Sanity check: the second splitter you placed should be facing the opposite direction as the first splitter.
Checkoff [1/3]
- Show your new circuit to your TA.
- Assuming 2's complement representation, what kind of input number (describe it in two adjectives) will produce Out1 = 1?
Exercise 2: Rotate Right
With your knowledge of splitters and your knowledge and experience with multiplexers from the last lab, you are ready to implement a non-trivial combinational logic block: rotr
, which stands for "ROTate Right". Not "rotor." The idea is that rotr A,B
will "rotate" the bit pattern of input A to the right by B bits. So, if A were 0b1011010101110011 and B were 0b0101 (5 in decimal), the output of the block would be 0b1001110110101011. Notice that the rightmost 5 bits were rotated off the right end of the value and back onto the left end.
You must implement a subcircuit named "rotr" with the following inputs:
- A, 16 bits, the input to be rotated
- B, 4 bits, the rotation amount (Why 4 bits?)
- The output should be A rotated right by B bit positions, as outlined above.
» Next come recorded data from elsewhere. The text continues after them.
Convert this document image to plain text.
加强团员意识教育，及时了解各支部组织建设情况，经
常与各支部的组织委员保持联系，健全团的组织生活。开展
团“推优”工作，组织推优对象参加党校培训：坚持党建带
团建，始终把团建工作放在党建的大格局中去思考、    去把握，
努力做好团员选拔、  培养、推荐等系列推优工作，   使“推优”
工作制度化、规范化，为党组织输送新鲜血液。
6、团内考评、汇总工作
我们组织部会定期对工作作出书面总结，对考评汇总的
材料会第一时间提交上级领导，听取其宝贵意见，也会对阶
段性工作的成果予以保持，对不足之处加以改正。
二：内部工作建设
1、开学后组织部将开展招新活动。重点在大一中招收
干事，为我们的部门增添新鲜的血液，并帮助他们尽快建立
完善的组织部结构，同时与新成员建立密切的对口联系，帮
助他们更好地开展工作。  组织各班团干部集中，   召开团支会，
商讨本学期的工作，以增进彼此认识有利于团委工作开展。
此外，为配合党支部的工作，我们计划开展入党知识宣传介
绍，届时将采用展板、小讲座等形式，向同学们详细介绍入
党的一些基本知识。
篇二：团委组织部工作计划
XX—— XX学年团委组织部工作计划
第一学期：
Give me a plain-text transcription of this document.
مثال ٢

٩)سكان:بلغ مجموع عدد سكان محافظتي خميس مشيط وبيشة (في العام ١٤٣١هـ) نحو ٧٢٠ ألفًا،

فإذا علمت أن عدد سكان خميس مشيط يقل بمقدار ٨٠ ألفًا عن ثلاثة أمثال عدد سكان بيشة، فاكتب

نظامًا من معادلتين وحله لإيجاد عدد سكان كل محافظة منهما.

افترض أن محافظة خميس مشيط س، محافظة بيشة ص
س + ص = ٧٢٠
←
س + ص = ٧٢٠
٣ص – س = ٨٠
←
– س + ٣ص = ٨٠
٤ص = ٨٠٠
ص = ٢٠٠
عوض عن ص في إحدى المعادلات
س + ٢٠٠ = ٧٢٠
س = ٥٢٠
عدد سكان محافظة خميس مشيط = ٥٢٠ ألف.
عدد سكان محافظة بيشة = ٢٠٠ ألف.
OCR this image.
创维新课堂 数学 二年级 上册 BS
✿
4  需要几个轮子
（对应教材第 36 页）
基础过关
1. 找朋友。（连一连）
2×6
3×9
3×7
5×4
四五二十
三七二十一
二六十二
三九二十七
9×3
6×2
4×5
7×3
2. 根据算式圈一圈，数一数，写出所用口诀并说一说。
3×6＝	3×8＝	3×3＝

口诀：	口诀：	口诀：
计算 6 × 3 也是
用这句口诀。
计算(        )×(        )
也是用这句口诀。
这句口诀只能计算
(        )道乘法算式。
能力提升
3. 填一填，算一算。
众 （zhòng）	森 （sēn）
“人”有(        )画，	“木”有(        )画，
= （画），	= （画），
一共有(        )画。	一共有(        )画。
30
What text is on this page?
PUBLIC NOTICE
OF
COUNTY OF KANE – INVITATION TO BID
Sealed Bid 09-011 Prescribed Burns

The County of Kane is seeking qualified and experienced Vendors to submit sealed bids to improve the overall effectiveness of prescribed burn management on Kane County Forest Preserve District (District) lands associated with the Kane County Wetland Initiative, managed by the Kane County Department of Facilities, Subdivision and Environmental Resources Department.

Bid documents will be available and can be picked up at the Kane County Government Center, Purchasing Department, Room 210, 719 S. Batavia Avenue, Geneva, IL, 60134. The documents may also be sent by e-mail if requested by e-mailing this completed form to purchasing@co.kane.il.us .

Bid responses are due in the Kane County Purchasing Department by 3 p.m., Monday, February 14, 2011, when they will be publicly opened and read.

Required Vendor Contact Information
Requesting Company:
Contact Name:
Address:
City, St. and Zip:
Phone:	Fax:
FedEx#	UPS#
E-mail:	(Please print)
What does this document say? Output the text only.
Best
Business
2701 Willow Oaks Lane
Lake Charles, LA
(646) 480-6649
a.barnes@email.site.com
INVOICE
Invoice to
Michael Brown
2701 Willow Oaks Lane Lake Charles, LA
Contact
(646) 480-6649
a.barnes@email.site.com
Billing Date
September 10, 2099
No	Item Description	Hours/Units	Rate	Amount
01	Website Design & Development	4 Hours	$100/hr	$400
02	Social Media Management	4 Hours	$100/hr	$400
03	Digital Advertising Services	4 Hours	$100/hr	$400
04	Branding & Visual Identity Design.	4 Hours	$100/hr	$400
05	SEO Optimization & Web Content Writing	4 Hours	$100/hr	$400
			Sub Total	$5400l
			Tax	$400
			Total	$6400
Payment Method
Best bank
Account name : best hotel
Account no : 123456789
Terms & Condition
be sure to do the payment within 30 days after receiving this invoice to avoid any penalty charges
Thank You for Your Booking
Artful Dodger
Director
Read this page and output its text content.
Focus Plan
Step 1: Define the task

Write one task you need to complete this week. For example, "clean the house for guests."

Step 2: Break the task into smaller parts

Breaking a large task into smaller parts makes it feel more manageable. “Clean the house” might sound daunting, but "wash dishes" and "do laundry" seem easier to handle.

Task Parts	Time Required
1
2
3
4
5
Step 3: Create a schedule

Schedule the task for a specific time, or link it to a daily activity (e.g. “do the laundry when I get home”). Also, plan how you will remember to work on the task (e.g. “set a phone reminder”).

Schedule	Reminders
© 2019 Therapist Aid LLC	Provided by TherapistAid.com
- Taking your rights away: You are NOT allowed to use Logisim shifters in your solution, though all other combinational logic (MUXes, constants, gates, adders, etc.) is allowed.
Hint: Before you start wiring, you should think veeeery carefully about how you might decompose this problem into smaller ones and join them together. You should feel very free to use subcircuits when implementing rotr
. If you don't, expect to regret it.
Believe it or not, the preceding snarky paragraph was NOT written by me. Looks like I have some competition from last semester... I wonder who it was. Anyways, it has some good advice.
Hint, the second: Just because we gave you an RTL representation doesn't mean it's the best way to look at this problem. Think about the individual input bits of B (the rotation amount). What can you do with them if you split B with a splitter? Can you do something with the binary form, like with the envelopes in exercise 5 of lab0?
If I want to rotate by 7 = 0b0111, I can rotate once by ___, once by ____, and once by ____
Tip: if you're making some helper subcircuits, think about what you want them to do in your rotr circuit. You'll want to be able to use them as a black box, so make sure they have the correct input and output bit widths.
Tip: To rotate by a fixed amount, you should only require TWO splitters!
Tip: If you've made some helper circuits and are wondering how to combine them, try running the 16-bit input A through a series of MUXes where each MUX decides to either do something or do nothing. Where should their control signals come from?
Checkoff [2/3]
- Show your TA your rotr circuit and verify that it works.